I can't make general claims about other women who do this. I may have thought about it more carefully than most, because the subject interests me.  However, there are a few ways of looking at that difference, if we assume it exists.

One is that women generally have a lot more choice of look within the range of what counts as usual female clothing, so automatically we have to make some choice. All clothing means something. While men have to go quite far out of the usual, or be unusually thoughtful and sophisticated, to do anything beyond dressing either well or badly.

A second is that in this context, a conflict exists for me that is, as far as I can see, much less marked for men. When I originally floated the idea of a talk, Ray reframed part of my thought as "can a woman lead [and remain socially female]?". 

As is so popularly observed, gender and sex are two different things; while sex is more-or-less  biological, gender is a social concept, more-or-less performative, and what that peformance consists of can be anything - it depends on the particular place and time and social context. You can perform the gender society assigns you, or another one, to a greater or lesser degree, and other people can accept that performance either more or less. And there is obviously no reason to expect that the kinds or levels of work to perform any given gender in any particular context will be equal; you can't even assume that there are only two genders. Humans can, and do, assign themselves and each other to as many different classifications as they happen to feel are required to understand their world.

In my specific context, it is easier for a woman to perform male gender than for a man to perform female gender. I can do it almost accidentally to a surprising extent by just skipping some tedious tasks that advertise peformance of female gender, like painting my toenails or the customary depilation and exposure of the legs; if in addition, I ably and publicly peform a male-gendered task, I am half way there, and need to think about counteracting it a bit (such as with earrings).

When I lead socially I become, in certain limited but noticeable respects, socially male. For example, as soon as I started leading socially, publicly, to a barely-acceptable standard, I had a strong sense that my social presence and social boundaries were treated with more respect. Of course, the effects are incomplete, and unreliable. But they seem quite noticeable to me.

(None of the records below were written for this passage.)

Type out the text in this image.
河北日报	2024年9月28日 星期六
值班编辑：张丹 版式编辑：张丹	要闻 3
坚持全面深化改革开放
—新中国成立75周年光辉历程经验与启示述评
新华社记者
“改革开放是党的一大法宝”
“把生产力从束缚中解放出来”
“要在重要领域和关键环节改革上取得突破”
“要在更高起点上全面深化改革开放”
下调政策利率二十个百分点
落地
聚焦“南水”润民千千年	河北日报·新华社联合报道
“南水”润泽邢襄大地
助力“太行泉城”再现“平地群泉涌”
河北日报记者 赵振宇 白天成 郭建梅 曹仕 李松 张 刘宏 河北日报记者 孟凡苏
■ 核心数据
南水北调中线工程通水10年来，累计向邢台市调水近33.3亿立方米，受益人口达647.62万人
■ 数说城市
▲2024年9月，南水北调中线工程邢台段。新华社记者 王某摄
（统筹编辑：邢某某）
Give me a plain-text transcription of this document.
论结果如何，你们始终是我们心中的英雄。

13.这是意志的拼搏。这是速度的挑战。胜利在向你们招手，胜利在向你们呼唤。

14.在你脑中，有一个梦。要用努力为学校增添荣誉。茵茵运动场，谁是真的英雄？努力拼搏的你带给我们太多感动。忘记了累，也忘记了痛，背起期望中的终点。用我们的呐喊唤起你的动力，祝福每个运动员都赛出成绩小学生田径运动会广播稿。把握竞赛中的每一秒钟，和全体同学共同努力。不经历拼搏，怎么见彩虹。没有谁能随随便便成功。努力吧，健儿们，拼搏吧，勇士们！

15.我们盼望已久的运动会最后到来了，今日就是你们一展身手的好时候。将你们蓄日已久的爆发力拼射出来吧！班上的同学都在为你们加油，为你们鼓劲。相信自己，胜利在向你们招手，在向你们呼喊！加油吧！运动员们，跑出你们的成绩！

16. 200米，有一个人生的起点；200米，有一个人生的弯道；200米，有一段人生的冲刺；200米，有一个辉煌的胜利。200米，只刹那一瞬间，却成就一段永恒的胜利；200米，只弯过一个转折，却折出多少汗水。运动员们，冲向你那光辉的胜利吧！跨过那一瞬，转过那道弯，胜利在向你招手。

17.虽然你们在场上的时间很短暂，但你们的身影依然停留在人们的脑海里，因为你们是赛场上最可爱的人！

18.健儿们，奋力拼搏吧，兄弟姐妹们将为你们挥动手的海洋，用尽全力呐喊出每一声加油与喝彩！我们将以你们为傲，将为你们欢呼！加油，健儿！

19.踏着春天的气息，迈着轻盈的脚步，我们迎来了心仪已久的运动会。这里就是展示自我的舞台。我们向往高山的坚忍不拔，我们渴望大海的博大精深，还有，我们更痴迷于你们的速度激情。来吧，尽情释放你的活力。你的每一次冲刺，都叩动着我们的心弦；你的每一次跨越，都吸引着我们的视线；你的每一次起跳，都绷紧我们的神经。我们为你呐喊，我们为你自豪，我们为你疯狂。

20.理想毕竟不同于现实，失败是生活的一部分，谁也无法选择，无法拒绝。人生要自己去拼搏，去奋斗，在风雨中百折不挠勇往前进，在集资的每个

So I can, and therefore I must, make a choice whether to counteract or to enhance that social maleness with my dress - and there are sacrifices involved either way. The deep, instinctive sense that I sacrifice a valuable social masculinity, and that what I get in return is less valuable, is one of the things that I struggle with in deciding what to wear.

The bottom line is that it takes quite a lot of good dancing, of feeling loved, of the meditative high and skilful challenge of following, quite a lot of pleasant male bodily presence, connection, and attention, quite a lot of male appreciation, even admiration, to counterbalance that sensation of people just mysteriously acting like you actually matter. Even though I love all that stuff. There's a trade-off, and the answer isn't always the same. It depends.

While a man who follows is, socially, just a man who follows. (Men who follow - is this false? Ray suggested that, at least for gay men, it's a bit more complicated than that. I'd be interested to read about how it's false - or not - in your experience).